Owners may want to install plugins for the following features:

  • eCommerce integration;
  • social media sharing;
  • spam protection;
  • live chat.

Many premium themes provide these features, eliminating the need for more plugins. But even they may not have all the required tools. That’s why you should consider leaving WordPress for another platform.

You can’t make a landing page
Every website needs a landing page with no sidebar and navigation menu. This is so that visitors don’t get distracted from the call to action. Most free WordPress themes lack the ability to detach all navigation from pages. There are many variants that allow removing the sidebar. They are used for things like static homepages and single-page websites.

But they don’t have the option of removing the navigation bar on specific pages. This is a key element of landing pages. A couple of free plugins can do the job, but their quality is questionable.

You can’t fix bugs
It is hugely disappointing when a theme or a plugin doesn’t work properly. What’s even worse, you find out there is no help coming your way. This is the sad reality behind most free WordPress content. The developers either respond once in a blue moon (if you are lucky) or don’t respond at all.

If something is free, there is no guarantee its maker has any interest in helping someone out. But when the software is full of bugs and nobody fixes them, there is a strong chance nobody works on the program.

In some cases, the latest plugin updates can make them malfunction. In others, a feature might not be working properly. That’s when people who run their websites on WordPress need help from tech support.

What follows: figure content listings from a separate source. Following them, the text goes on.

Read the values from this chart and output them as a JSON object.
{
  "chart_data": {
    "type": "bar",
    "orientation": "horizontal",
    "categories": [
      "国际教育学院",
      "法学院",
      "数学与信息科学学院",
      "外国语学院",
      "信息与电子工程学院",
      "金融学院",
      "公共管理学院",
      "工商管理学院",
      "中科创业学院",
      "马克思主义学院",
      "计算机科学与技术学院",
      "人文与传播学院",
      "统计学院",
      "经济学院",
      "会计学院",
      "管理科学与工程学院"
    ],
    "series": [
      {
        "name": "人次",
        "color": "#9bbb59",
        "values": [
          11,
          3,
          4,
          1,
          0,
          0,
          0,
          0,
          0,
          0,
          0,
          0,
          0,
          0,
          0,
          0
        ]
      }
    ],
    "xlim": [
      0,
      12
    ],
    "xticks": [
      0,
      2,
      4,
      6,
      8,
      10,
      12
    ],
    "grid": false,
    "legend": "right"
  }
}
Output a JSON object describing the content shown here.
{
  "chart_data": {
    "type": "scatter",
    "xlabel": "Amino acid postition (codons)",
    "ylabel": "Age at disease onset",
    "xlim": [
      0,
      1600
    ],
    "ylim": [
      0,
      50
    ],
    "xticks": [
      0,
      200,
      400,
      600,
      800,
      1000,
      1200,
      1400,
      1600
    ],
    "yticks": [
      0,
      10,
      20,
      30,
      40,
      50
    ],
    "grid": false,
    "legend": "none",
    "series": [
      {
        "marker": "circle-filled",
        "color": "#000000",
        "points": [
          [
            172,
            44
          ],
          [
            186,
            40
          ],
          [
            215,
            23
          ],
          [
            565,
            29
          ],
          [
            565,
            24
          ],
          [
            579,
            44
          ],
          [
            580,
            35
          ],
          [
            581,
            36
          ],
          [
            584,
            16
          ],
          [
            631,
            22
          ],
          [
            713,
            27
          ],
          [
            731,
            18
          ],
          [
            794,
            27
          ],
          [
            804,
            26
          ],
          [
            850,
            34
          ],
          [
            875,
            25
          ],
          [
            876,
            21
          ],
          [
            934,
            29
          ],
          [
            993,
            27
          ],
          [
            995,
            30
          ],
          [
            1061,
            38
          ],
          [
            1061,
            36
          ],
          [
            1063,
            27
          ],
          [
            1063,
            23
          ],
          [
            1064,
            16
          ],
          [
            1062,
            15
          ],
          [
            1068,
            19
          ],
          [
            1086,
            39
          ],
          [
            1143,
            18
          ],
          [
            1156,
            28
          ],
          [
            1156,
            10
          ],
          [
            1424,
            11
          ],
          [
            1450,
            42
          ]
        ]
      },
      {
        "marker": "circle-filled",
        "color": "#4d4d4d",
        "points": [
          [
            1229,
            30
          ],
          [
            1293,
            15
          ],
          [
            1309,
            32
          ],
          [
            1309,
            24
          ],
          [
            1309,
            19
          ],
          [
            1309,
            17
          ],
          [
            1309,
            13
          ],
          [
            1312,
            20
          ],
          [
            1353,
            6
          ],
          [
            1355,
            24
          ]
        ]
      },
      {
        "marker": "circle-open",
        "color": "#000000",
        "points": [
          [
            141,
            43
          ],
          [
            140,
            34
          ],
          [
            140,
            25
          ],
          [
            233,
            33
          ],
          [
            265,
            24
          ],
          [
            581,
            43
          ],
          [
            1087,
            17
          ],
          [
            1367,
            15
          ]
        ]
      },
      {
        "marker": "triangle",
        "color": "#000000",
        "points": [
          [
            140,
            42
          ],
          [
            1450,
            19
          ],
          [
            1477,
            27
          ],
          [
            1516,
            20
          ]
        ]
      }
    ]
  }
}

If lucky, they might be able to contact the devs or submit a support ticket. But if those options are not available, the only thing to do is roam WordPress forums in search of answers. Perhaps, someone else has found a solution to your problem. But you might as well get no answers at all.

You got hacked
WordPress users are aware that they must keep the CMS up-to-date for safety reasons. But few of them know that the same should be done to themes and plugins. Both of these components can be a source of security threats if they aren’t updated in a timely fashion.

The problem is that free content isn’t updated regularly. Additionally, most free themes are written with Base64 code, known as a primary target for spammers. They use it to hide malware, link injections, spam links, and malicious code.

Some of the tell-tale signs of being hacked include the change of home page. Owners may also receive notifications from the browser about the site being compromised. The most obvious case is when you can enter the dashboard with your password.

In conclusion
If you checked some or even all the boxes, it’s time to move to another CMS platform. There are plenty of website-building services, including Wix, Squarespace, Webflow, and Joomla!. Each of them has its own features and specialization. Spend some time with each of them to find the best solution for you.